3. No Pressure to Take On “Social Issues”
As previously reported, “The Orville’s” third episode is the most problematic of those released to critics, taking on the issue of gender identity with an allegory that is so lacking in subtlety that it barely counts as an allegory. (When asked about it at the Television Critics Association press tour, MacFarlane said that “part of the fun of science fiction is to tell stories that have relevance but that exist in the world of make-believe.”)
Commenting on the present day under the guise of a futuristic narrative is a time-honored “Trek” tradition, but the show proves ill-equipped to handle an incredibly heavy issue like this, and the attempt only further complicates the show’s many problems with tone. Committing to the comedy genre doesn’t mean that the show would have to avoid tackling real issues, but it would mean that it’d have a clearer perspective on its approach.
4. It’s a Fresh Challenge
While plenty of popular shows, such as “Mork and Mindy,” “3rd Rock From the Sun” and “ALF,” have featured aliens on Earth, actual space-set sitcoms are hard to track down, and have a tendency to be very short-lived. Take the 1977-1978 “Quark,” starring Richard Benjamin as an intergalactic garbage man, or Paul Feig’s recent Yahoo series “Other Space” (though the fact that the show was being produced for Yahoo might have been one of its biggest issues).
The UK has had marginally more luck with the genre: There is the off-and-on-again comedy “Red Dwarf,” which became a cult hit after its 1988 premiere and is actually releasing a twelfth season this fall in the UK, as well as “Hyperdrive,” a less-successful 2006-2007 comedy starring Nick Frost that did last two seasons.

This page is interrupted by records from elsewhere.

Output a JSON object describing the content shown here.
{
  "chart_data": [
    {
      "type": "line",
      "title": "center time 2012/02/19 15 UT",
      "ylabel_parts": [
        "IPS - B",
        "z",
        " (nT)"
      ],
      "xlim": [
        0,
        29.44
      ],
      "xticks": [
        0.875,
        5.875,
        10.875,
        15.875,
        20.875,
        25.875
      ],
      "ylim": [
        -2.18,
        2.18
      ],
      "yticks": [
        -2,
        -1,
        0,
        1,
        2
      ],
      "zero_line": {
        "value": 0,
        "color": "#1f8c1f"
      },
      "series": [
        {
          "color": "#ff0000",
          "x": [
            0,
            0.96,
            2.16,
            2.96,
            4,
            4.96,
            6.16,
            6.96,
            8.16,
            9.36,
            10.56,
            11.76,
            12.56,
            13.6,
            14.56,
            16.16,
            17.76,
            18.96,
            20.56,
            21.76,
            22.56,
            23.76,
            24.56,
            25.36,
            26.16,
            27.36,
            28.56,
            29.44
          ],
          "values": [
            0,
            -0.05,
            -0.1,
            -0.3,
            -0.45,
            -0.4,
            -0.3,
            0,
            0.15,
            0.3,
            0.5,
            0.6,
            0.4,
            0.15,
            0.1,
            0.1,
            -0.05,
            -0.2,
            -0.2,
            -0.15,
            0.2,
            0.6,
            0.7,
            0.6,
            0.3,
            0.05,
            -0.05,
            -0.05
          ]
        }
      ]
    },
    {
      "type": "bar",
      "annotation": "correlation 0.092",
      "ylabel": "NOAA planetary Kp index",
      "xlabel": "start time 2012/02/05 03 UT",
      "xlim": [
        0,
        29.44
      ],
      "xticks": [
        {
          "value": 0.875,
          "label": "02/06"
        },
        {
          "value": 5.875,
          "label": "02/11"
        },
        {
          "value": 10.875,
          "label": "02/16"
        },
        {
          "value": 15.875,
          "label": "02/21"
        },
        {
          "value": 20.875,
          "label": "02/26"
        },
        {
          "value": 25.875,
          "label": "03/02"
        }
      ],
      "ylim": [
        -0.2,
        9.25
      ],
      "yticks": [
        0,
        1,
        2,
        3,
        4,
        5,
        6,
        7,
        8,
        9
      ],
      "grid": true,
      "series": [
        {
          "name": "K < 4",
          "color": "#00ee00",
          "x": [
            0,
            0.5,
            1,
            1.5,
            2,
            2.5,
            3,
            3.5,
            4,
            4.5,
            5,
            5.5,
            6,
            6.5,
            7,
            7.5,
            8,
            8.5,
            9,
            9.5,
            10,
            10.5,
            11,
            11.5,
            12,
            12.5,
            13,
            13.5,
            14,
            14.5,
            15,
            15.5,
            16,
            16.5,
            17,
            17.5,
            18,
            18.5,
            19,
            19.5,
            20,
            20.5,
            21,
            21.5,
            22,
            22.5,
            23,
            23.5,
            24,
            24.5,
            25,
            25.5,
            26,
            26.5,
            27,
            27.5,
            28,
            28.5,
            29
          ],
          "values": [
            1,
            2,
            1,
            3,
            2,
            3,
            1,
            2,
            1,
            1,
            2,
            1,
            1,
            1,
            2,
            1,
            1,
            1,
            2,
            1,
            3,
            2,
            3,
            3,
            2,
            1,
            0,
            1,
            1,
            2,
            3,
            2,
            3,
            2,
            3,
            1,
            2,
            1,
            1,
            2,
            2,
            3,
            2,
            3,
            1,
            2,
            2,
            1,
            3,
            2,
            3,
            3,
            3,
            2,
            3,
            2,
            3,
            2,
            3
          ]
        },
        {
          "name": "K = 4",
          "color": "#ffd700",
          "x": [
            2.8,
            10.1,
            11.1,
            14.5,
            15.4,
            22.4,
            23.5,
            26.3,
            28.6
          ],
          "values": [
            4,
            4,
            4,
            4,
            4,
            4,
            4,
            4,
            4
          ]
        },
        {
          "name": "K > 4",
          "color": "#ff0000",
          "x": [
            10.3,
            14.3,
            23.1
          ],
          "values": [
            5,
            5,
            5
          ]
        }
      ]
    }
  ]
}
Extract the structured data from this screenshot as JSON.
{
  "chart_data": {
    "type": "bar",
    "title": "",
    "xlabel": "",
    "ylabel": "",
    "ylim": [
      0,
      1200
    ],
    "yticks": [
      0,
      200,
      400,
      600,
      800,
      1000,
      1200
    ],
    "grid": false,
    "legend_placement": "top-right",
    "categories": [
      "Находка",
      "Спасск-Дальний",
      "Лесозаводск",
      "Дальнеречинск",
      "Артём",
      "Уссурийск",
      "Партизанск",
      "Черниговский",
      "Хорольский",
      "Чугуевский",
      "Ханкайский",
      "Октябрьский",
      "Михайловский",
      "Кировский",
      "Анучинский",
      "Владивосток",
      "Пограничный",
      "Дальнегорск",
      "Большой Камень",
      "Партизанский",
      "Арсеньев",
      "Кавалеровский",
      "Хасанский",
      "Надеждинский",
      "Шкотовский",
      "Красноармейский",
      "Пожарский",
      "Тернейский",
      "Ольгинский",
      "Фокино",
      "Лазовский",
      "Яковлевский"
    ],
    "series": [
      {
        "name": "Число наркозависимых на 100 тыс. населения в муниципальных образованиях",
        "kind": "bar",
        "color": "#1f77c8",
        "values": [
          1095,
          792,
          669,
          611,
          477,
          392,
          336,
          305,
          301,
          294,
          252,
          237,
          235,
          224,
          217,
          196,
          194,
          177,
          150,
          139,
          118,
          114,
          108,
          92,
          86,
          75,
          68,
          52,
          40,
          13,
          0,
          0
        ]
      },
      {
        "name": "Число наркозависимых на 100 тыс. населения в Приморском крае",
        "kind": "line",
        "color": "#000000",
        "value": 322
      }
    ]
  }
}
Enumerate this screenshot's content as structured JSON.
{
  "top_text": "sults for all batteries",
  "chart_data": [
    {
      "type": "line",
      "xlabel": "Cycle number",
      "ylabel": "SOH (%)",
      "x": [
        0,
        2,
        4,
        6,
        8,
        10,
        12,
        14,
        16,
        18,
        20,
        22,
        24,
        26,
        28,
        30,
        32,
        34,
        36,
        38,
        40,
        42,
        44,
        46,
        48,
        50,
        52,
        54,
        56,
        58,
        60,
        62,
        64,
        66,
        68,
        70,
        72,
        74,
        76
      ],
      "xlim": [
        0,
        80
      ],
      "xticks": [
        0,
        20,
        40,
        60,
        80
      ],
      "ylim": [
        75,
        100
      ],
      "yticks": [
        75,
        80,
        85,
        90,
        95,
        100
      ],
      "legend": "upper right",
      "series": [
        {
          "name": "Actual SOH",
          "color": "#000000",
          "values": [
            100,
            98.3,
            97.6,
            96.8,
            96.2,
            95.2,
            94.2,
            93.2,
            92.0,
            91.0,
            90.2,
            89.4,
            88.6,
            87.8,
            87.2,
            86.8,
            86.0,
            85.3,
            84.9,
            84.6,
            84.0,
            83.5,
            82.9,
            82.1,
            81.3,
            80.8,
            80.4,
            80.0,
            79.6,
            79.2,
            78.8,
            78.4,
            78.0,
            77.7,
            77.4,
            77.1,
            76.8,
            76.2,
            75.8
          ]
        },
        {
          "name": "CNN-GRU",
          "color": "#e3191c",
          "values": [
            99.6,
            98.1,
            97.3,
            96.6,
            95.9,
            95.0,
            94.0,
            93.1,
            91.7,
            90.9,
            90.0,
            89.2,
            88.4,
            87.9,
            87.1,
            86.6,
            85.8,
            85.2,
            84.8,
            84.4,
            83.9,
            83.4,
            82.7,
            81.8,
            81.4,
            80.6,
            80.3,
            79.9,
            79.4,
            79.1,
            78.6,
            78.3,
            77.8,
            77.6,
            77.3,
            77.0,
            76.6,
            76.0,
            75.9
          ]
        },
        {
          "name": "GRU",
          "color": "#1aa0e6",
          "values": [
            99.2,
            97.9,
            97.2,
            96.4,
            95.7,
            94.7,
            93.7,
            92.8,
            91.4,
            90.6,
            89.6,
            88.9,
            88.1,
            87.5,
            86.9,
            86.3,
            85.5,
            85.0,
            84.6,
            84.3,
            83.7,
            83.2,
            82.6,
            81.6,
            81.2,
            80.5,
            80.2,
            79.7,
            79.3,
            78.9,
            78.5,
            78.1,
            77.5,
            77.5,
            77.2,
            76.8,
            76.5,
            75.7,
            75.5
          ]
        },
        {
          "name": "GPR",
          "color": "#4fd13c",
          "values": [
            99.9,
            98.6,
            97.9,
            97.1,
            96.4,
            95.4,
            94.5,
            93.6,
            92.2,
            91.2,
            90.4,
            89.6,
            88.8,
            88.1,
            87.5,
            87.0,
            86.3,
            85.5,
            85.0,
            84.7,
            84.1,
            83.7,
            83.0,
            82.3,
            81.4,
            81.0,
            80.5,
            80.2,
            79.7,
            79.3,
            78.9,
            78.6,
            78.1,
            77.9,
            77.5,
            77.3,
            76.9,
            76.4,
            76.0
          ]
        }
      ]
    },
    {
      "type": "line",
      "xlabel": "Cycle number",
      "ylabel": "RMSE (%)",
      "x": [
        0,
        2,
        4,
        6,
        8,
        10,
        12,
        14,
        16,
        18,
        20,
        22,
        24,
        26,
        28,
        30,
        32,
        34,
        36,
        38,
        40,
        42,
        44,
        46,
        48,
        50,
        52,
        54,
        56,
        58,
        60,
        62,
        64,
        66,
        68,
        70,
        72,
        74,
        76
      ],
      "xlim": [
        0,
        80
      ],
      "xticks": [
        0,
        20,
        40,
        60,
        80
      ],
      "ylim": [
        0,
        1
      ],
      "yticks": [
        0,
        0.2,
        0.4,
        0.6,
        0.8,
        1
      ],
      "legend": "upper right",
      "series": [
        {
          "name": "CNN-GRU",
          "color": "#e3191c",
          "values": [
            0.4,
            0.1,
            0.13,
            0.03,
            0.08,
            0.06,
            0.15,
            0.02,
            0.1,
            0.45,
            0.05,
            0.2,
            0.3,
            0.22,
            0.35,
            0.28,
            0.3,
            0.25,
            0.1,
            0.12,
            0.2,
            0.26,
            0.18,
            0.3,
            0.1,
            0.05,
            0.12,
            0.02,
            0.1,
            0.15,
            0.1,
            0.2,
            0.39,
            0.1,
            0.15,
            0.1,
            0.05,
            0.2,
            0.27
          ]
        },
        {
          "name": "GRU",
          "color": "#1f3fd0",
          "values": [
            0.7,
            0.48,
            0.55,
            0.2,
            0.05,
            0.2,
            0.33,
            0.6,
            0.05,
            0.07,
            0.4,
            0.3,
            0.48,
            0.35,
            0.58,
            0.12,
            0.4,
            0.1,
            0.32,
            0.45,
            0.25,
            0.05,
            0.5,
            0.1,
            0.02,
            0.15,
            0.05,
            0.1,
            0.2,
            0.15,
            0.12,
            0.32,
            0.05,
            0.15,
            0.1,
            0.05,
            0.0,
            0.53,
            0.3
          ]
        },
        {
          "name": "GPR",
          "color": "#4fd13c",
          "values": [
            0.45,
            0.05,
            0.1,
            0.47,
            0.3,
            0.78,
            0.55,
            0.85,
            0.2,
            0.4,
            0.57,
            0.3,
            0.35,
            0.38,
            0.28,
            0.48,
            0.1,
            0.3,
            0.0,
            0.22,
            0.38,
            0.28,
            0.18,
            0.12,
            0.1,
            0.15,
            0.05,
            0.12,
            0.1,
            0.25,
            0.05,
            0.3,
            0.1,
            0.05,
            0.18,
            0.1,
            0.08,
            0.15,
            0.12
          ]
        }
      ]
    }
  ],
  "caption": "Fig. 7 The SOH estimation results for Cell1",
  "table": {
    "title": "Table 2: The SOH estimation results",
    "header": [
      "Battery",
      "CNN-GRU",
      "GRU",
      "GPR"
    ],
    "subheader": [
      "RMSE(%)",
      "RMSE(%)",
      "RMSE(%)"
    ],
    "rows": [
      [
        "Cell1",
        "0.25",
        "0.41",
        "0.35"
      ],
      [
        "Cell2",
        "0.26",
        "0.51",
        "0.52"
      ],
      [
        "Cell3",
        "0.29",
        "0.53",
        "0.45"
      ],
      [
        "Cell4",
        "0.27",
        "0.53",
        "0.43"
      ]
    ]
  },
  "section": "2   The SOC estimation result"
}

As mentioned above, the half-hour space comedy is not an easy genre to tackle — the sort of creative challenge that might have truly sparked the “Orville” team, pushing them out of the confines of the genre they were mimicking to attempt a fresh tone. Because there’s no pre-established framework with which MacFarlane and his writers would be adapting to their purposes, they’d actually have to create something new. Which would be genuinely exciting to see.